The Iranian Foreign Ministry said Zarif visited the G7 summit to speak with French Foreign Minister Jean-Yves Le Drian on the sidelines, while Macron’s office said there was no intention to force an encounter between Zarif and U.S. President Donald Trump.
However, Zarif met with Macron in Paris before G7 began, so the idea that he traveled to Biarritz in southern France purely to have more discussions with Macron’s administration is somewhat difficult to credit.
Zarif tarried in Biarritz for about three and a half hours, with Macron joining his meeting with Le Drian for the last thirty minutes, and then returned to Iran, without much apparent progress. French officials said Zarif and the French government are working to “refine Iranian propositions” to preserve the 2015 nuclear deal and described the meeting as “positive.”
One anonymous source said Macron bringing Zarif to the summit was “unprecedented, and given the context, it’s pretty audacious.”
The White House said Zarif’s appearance at the G7 was a “surprise” and stated that no U.S. officials met with him. NBC News quoted three White House officials who said they were “blindsided” by the Iranian foreign minister’s appearance and indicated “some in the administration were furious at the French government’s decision to invite Zarif to Biarritz without significant advance notice.”
One of NBC’s sources, however, indicated President Donald Trump himself was neither greatly surprised nor terribly upset by Zarif’s visit. At least one senior French official told the New York Times that Trump was given advance warning about Zarif, although how far in advance was not specified.
“I knew he was coming,” Trump said of Zarif’s visit on Monday. “[President Macron] asked me. I don’t consider that disrespectful at all, especially when he asked me for approval.”
Treasury Secretary Steven Mnuchin repeated that the Trump administration is willing to meet with Iranian officials whenever they are ready to talk, implying Macron and Zarif’s stunt was a waste of time.
“The president has said before that to the extent Iran wants to sit down and negotiate, he would not set preconditions to those negotiations. I’m not going to make any more comments about who’s here and who’s not here and what conversations may or may not be going on,” Mnuchin said.
The U.S. State Department noted Iran’s recent threats against a Washington-based think tank, the Foundation for the Defense of Democracies (FDD), and implied it was inappropriate for Macron to bring Zarif to the G7 summit after the Iranian regime made such terrorist threats.
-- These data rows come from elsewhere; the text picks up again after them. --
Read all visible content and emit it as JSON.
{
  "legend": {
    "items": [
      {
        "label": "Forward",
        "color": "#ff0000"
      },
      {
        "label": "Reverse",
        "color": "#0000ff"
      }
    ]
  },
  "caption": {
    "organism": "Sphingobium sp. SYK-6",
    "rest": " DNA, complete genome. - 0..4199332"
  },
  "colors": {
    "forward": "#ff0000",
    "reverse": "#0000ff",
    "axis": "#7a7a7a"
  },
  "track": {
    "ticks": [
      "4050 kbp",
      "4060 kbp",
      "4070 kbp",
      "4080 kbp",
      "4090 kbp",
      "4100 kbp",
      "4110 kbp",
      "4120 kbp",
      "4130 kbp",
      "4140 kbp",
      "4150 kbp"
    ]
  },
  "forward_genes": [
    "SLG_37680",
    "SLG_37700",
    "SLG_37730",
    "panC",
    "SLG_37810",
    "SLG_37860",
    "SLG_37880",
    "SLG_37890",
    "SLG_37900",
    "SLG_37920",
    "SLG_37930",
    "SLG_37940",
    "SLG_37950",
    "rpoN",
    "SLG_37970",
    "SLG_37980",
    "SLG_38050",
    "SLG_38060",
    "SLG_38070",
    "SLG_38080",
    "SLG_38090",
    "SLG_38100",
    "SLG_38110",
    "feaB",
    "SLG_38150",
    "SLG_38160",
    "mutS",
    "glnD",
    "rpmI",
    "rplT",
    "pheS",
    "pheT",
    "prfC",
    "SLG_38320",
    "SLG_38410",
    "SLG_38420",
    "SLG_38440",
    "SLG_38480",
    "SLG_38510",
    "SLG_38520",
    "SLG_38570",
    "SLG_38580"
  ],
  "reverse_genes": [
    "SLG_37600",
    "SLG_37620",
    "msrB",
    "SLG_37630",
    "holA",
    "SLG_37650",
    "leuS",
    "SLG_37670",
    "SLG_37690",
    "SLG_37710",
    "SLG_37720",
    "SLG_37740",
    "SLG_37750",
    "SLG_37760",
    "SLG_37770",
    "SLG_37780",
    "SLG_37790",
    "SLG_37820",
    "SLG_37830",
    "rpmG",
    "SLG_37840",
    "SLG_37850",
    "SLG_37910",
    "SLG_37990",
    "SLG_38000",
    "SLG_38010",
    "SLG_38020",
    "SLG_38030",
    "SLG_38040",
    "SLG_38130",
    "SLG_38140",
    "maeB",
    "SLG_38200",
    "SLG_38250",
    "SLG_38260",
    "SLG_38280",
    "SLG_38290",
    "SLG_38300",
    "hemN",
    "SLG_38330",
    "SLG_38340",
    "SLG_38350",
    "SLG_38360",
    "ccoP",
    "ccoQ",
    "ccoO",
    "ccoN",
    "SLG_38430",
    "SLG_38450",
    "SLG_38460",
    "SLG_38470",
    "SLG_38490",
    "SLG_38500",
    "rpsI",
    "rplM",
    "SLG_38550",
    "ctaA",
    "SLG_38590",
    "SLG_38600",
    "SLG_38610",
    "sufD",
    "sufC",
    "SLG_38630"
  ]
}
FDD chief executive Mark Dubowitz said so explicitly on Twitter, adding that Iran should be banned from the U.N. General Assembly if it makes any more threats:
Bloomberg News quoted a number of G7 officials and aides – some of them French – who sounded weary of Macron’s conduct at the meeting, with one official describing Zarif’s surprise appearance as “a typical Macron stunt.” Trump might have been warned of the Iranian foreign minister’s approach but, evidently, few European leaders were.
Even European delegations firmly in favor of keeping the Iran nuclear deal alive seemed annoyed at Macron hijacking E.U. diplomacy and diverting all media attention to Zarif’s visit. Alternatively, the Washington Examiner cited reports that other G7 leaders agreed to let Macron become the “primary intermediary in talks between Iran and the West,” but President Trump was cool to the idea, highlighting “the disconnect between the U.S. and its partners in Europe.”